Pseudomonas macconkey agar
To culture, Pseudomonas aeruginosa, a selective and differential medium such as MacConkey agar can be used. MacConkey agar contains crystal violet and bile salts, which inhibit the growth of Gram-positive bacteria and allow only Gram-negative bacteria to grow.
In addition, MacConkey agar contains lactose and a pH indicator that changes color when lactose is fermented. Pseudomonas aeruginosa is a lactose non-fermenter, which means it does not change the color of the agar.
Pseudomonas aeruginosa is cultured on MacConkey agar by streaking the bacteria sample onto the agar and then placing the plate in an incubator to allow the bacteria to grow.
The presence of Pseudomonas aeruginosa on agar result can be confirmed after incubation by its characteristic appearance, which is a colorless colony with no change in the color (pink) of the surrounding medium.
The following steps are involved in the culture of Pseudomonas aeruginosa on MacConkey agar:
- Prepare the MacConkey agar according to the manufacturer’s instructions and sterilize it by autoclaving.

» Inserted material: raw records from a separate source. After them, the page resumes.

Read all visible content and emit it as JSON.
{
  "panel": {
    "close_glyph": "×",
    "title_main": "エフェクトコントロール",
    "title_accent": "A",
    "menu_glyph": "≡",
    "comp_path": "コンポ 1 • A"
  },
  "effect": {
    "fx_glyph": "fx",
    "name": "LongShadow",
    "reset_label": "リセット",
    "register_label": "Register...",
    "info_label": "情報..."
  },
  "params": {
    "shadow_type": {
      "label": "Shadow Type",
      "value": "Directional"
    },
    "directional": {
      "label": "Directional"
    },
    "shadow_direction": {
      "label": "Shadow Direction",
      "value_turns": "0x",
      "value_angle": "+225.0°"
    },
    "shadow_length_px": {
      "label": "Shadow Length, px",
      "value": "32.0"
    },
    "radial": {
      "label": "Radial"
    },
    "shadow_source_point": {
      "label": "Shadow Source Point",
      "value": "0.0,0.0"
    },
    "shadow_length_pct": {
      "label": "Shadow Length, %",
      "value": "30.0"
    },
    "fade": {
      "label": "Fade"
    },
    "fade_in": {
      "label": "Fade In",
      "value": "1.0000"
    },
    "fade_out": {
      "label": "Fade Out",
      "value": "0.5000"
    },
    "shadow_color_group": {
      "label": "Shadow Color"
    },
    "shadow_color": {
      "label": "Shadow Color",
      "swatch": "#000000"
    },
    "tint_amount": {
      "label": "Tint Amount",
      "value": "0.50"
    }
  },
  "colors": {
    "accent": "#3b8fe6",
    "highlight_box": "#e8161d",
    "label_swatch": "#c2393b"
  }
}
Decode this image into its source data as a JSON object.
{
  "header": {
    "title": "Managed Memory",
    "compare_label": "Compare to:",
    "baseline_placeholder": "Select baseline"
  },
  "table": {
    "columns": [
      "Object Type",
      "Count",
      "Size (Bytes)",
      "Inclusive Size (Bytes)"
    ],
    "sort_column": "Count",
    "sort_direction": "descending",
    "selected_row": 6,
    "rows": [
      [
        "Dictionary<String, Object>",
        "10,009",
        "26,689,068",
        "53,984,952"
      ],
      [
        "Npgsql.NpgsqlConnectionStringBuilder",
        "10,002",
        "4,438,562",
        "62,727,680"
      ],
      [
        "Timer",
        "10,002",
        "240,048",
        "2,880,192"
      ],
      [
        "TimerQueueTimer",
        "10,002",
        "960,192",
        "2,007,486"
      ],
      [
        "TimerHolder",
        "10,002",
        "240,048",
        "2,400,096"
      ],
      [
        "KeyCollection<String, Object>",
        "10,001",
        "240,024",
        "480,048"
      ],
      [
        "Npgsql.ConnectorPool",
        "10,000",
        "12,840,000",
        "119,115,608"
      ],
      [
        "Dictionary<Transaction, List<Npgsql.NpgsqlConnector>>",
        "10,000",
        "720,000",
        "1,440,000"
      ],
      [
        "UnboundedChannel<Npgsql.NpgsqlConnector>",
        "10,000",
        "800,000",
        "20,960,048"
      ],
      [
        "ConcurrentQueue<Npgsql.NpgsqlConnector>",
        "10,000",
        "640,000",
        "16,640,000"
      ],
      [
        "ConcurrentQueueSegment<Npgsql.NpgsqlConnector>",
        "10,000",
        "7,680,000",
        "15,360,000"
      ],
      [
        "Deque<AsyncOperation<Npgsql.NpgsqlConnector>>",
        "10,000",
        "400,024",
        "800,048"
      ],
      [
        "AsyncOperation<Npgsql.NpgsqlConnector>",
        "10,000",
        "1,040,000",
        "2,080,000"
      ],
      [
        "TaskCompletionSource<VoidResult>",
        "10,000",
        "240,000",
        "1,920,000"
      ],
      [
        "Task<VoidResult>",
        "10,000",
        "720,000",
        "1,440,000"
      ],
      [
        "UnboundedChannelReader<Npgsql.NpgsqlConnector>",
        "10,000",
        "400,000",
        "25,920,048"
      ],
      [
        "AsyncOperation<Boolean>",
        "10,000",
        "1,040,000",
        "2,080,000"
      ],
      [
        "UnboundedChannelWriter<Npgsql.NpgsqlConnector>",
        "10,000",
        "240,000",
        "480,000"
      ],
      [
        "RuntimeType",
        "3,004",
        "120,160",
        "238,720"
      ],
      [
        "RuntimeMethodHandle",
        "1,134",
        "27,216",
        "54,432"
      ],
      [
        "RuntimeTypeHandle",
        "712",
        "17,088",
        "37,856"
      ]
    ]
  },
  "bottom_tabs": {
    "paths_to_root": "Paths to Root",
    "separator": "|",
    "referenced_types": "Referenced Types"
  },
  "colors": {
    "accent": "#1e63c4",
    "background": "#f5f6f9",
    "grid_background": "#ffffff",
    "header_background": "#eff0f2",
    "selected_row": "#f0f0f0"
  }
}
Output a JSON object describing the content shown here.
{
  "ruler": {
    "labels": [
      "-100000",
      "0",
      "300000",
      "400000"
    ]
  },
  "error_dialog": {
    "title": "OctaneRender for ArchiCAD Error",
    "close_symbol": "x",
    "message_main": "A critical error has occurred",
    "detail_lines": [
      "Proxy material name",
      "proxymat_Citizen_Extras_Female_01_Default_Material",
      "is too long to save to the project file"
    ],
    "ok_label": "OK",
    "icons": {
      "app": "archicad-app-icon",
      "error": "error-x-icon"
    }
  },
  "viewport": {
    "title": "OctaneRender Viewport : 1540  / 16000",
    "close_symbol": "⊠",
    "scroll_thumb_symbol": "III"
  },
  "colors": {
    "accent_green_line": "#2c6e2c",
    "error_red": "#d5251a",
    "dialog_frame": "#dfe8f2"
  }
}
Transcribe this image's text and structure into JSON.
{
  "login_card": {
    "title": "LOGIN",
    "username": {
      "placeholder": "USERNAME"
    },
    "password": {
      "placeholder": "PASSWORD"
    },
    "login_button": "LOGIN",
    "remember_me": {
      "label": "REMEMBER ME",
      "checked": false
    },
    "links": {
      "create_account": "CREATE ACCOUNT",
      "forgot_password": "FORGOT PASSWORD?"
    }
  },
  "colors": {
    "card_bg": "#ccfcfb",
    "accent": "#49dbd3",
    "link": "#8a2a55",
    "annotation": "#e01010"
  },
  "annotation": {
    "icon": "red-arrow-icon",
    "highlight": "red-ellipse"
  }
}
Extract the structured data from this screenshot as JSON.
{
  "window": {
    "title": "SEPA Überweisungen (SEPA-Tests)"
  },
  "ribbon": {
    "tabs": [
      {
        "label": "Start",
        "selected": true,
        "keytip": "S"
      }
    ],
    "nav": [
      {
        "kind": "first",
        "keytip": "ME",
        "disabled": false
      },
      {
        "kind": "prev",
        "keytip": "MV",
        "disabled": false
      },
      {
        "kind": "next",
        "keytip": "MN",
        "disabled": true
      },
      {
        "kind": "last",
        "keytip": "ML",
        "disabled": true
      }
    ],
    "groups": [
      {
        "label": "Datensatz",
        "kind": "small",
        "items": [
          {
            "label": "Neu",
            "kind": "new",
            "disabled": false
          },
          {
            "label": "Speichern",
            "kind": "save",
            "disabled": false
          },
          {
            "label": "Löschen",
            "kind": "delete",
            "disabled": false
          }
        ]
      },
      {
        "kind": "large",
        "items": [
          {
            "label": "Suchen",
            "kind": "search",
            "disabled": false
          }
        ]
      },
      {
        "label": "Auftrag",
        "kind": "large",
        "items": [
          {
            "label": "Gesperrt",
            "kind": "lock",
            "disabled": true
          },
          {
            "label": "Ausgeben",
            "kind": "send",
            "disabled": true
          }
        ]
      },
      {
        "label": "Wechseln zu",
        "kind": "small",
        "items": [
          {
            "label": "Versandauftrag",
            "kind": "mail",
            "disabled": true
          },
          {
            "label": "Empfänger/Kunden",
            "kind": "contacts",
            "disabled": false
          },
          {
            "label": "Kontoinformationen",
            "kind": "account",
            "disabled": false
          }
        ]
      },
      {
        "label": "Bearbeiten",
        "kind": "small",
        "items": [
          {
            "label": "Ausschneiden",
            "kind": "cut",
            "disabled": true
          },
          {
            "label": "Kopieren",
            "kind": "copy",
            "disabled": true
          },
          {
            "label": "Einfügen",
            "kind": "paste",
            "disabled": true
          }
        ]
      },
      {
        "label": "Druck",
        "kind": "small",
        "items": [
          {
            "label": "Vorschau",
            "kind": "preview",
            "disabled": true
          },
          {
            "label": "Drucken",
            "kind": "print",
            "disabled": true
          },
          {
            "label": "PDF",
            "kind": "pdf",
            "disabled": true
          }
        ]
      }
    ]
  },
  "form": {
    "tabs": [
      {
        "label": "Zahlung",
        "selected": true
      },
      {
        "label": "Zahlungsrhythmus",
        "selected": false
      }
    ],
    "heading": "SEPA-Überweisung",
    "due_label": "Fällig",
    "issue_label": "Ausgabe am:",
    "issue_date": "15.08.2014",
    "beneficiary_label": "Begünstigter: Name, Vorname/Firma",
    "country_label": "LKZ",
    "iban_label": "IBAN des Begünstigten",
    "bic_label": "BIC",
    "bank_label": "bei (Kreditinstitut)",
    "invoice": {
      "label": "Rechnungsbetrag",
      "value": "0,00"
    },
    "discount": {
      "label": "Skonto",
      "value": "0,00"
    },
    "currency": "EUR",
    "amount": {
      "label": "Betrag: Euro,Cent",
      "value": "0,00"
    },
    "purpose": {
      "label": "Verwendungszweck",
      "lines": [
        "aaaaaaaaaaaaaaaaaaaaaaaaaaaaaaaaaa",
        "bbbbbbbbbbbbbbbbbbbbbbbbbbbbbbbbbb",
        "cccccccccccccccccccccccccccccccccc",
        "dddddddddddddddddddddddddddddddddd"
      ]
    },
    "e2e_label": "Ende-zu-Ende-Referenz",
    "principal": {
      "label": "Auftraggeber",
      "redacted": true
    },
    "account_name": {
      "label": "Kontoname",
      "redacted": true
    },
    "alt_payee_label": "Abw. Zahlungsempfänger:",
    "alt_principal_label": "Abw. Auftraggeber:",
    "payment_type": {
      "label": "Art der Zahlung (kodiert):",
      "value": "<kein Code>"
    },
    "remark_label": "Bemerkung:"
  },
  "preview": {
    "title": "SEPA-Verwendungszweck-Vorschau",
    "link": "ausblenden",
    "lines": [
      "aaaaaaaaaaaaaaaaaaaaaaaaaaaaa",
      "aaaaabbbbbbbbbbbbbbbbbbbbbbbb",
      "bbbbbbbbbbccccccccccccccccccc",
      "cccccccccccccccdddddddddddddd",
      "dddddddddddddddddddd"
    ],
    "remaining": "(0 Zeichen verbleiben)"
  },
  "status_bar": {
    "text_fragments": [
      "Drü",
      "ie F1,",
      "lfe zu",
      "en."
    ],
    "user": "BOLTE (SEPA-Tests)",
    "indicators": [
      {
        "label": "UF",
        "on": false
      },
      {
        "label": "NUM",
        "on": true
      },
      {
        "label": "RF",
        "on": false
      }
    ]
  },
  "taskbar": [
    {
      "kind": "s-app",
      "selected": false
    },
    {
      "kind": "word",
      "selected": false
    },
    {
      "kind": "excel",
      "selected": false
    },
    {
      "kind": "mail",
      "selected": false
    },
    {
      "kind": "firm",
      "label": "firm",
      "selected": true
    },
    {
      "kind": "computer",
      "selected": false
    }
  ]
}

- Using a sterile loop or swab, inoculate the agar with a sample of the specimen suspected of containing Pseudomonas aeruginosa.
- Incubate the agar for 18-24 hours at 37°C.
- After incubation, observe the agar for the growth of Pseudomonas aeruginosa. Pseudomonas aeruginosa appears as pink, flat, and circular colonies with a smooth surface on MacConkey agar.
- Biochemical tests should be performed to confirm the identification of Pseudomonas aeruginosa.
Pseudomonas aeruginosa on nutrient agar
Nutrient agar is a general-purpose growth medium that can support the growth of a variety of microorganisms, including Pseudomonas aeruginosa.
The following are the steps involved in cultivating Pseudomonas aeruginosa on nutrient agar: Follow steps 1 to step 5 as outlined for Macconkey agar.
On nutrient agar, Pseudomonas aeruginosa appears as a round, smooth, and glistening colony with a bluish-green color.
Pseudomonas aeruginosa on chocolate agar
Chocolate agar, a non-selective, enriched medium commonly used for the isolation and growth of fastidious microorganisms, can be used to culture Pseudomonas aeruginosa.
Chocolate agar is created by combining lysed red blood cells with nutrient agar, which provides fastidious microorganisms with the necessary nutrients and growth factors.
Because of the heat used in preparing the agar and lysing the red blood cells, the agar turns brown, earning it the name “chocolate agar.”
Follow steps 1 to 5 as outlined for Macconkey agar if you want to culture Pseudomonas aeruginosa on chocolate agar.
On chocolate agar, Pseudomonas aeruginosa appears as a round, smooth, and glistening colony with a greenish-blue color.
Pseudomonas aeruginosa colony
Pseudomonas aeruginosa colonies on nutrient agar appear as bluish-green colonies with a metallic sheen. The colonies appear as pink, flat, circular colonies with a smooth surface on MacConkey agar.
The colonies on blood agar are non-hemolytic and appear as small, smooth, bluish-green colonies. The colonies appear as greenish-blue colonies with smooth and shiny surfaces on chocolate agar.
What Next?
Carrying out gram staining on Pseudomonas aeruginosa is very straightforward. With the help of a lab attendant, you can get it done in a matter of minutes.